No, it’s not over, but the worst of it is past us. After the liquid token market’s remarkable January, some called an early spring. To be sure, January’s returns were extraordinary, with bitcoin up 39%. However, token prices are only back to levels seen prior to FTX’s collapse in November and the industry is still shedding jobs. While the crypto market may seem better than it did last year, we still think it’s premature to declare a Crypto Spring.
The crypto market experienced a significant decline of approximately 70% in 2022, comparable to the decline in bitcoin in the last Crypto Winter (2018), which was the first Winter with institutional investment. Unlike the last decline, which was due to the initial coin offering bubble popping, this decline was driven by industry-specific and macro factors.
At the industry level, a series of related blow-ups (Terra/Luna, Three Arrows Capital, Voyager Digital, Celsius, FTX, and BlockFi) that fell like dominoes over a six-month period drove sentiment and prices lower. The number and scale of these blow-ups define this Crypto Winter, compared to previous winters.
At the macroeconomic level, the rise in interest rates and the strengthening of the US dollar made risk assets less attractive, in general. For example, global fintech declined more than 50% and some large-cap tech companies declined by over 60%. As equity valuations dropped, marginal investment decisions like crypto became less attractive to investors.
Still, we think the long-term outlook for digital assets is positive for a few reasons.
- Venture capital investment in digital assets reached an all-time high of $32 billion in 2022, which was 11% greater than the prior year.
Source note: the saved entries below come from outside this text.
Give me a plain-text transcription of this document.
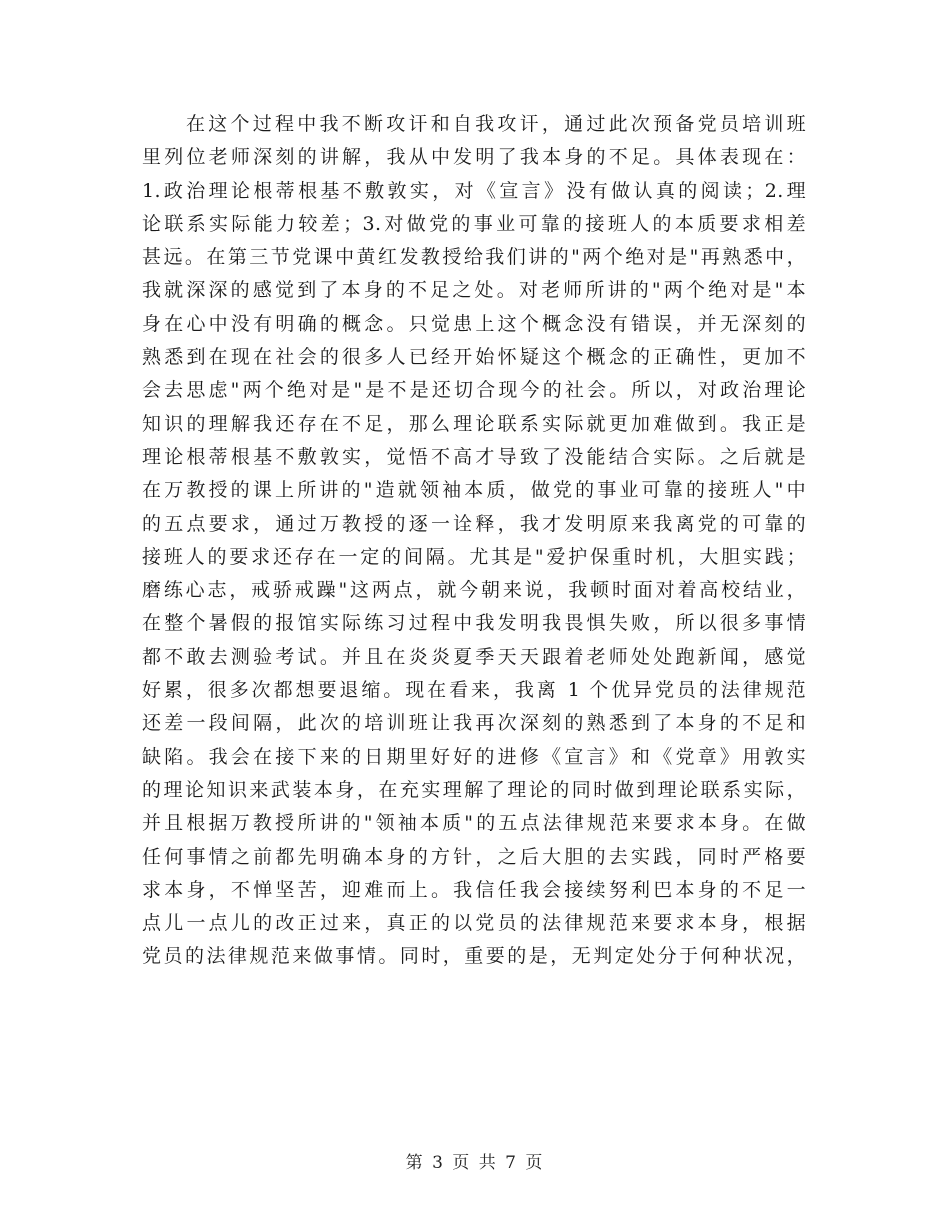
在这个过程中我不断攻讦和自我攻讦，通过此次预备党员培训班
里列位老师深刻的讲解，我从中发明了我本身的不足。具体表现在：
1.政治理论根蒂根基不敷敦实，对《宣言》没有做认真的阅读；2.理
论联系实际能力较差；3.对做党的事业可靠的接班人的本质要求相差
甚远。在第三节党课中黄红发教授给我们讲的"两个绝对是"再熟悉中，
我就深深的感觉到了本身的不足之处。对老师所讲的"两个绝对是"本
身在心中没有明确的概念。只觉患上这个概念没有错误，并无深刻的
熟悉到在现在社会的很多人已经开始怀疑这个概念的正确性，更加不
会去思虑"两个绝对是"是不是还切合现今的社会。所以，对政治理论
知识的理解我还存在不足，那么理论联系实际就更加难做到。我正是
理论根蒂根基不敷敦实，觉悟不高才导致了没能结合实际。之后就是
在万教授的课上所讲的"造就领袖本质，做党的事业可靠的接班人"中
的五点要求，通过万教授的逐一诠释，我才发明原来我离党的可靠的
接班人的要求还存在一定的间隔。尤其是"爱护保重时机，大胆实践；
磨练心志，戒骄戒躁"这两点，就今朝来说，我顿时面对着高校结业，
在整个暑假的报馆实际练习过程中我发明我畏惧失败，所以很多事情
都不敢去测验考试。并且在炎炎夏季天天跟着老师处处跑新闻，感觉
好累，很多次都想要退缩。现在看来，我离 1 个优异党员的法律规范
还差一段间隔，此次的培训班让我再次深刻的熟悉到了本身的不足和
缺陷。我会在接下来的日期里好好的进修《宣言》和《党章》用敦实
的理论知识来武装本身，在充实理解了理论的同时做到理论联系实际，
并且根据万教授所讲的"领袖本质"的五点法律规范来要求本身。在做
任何事情之前都先明确本身的方针，之后大胆的去实践，同时严格要
求本身，不惮坚苦，迎难而上。我信任我会接续努利巴本身的不足一
点儿一点儿的改正过来，真正的以党员的法律规范来要求本身，根据
党员的法律规范来做事情。同时，重要的是，无判定处分于何种状况，
第 3 页 共 7 页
With this capital, venture capitalists and developers continue to expand the infrastructure upon which new applications are being built, and these applications will drive future user adoption.
- The number of global crypto users increased nearly 40%, from 306 million in January 2022 to 425 million in December 2022, according to Crypto.com.
- With the focus of digital asset adoption primarily on emerging markets and younger generations, there continues to be a large opportunity set within the wealthiest countries and older generations who have yet to invest in these assets.
While blockchain technology is remarkably robust (the bitcoin network has no effective downtime, nor has it ever been hacked), the broader crypto ecology has potential failure points that could extend this Crypto Winter. Many of these failure points are where the crypto ecosystem interfaces with the rest of the world. Investment firms are having more difficulty finding counterparties. Namely, there are few US commercial banks, accounting auditors, and web hosting providers, and only one dominant global spot exchange remaining to serve the global digital assets community. The failure of any of these entities or any retrenchment from providing these support services pose material risks to the broader ecosystem. Addressing these critical failure points is crucial for long-term growth. The regulatory environment in the United States also remains a significant concern. Finally, since all digital assets are risk assets, any macro risks that apply to risk assets also apply to digital assets.
When will the Winter end? It’s difficult to predict exactly when this Crypto Winter will end, but without further shocks, we suspect digital assets will recover alongside other risk assets. Regardless of market action, 2022 was a foundational year for continued investment and technology development. For investors with a long-term time horizon and a tolerance for volatility, the downturn in crypto prices has increased the attractiveness of public and private digital asset valuations. A modest allocation at these valuation levels may make sense for some investors with sufficient liquidity and a long enough time horizon to ride out the volatility inherent in a nascent technology.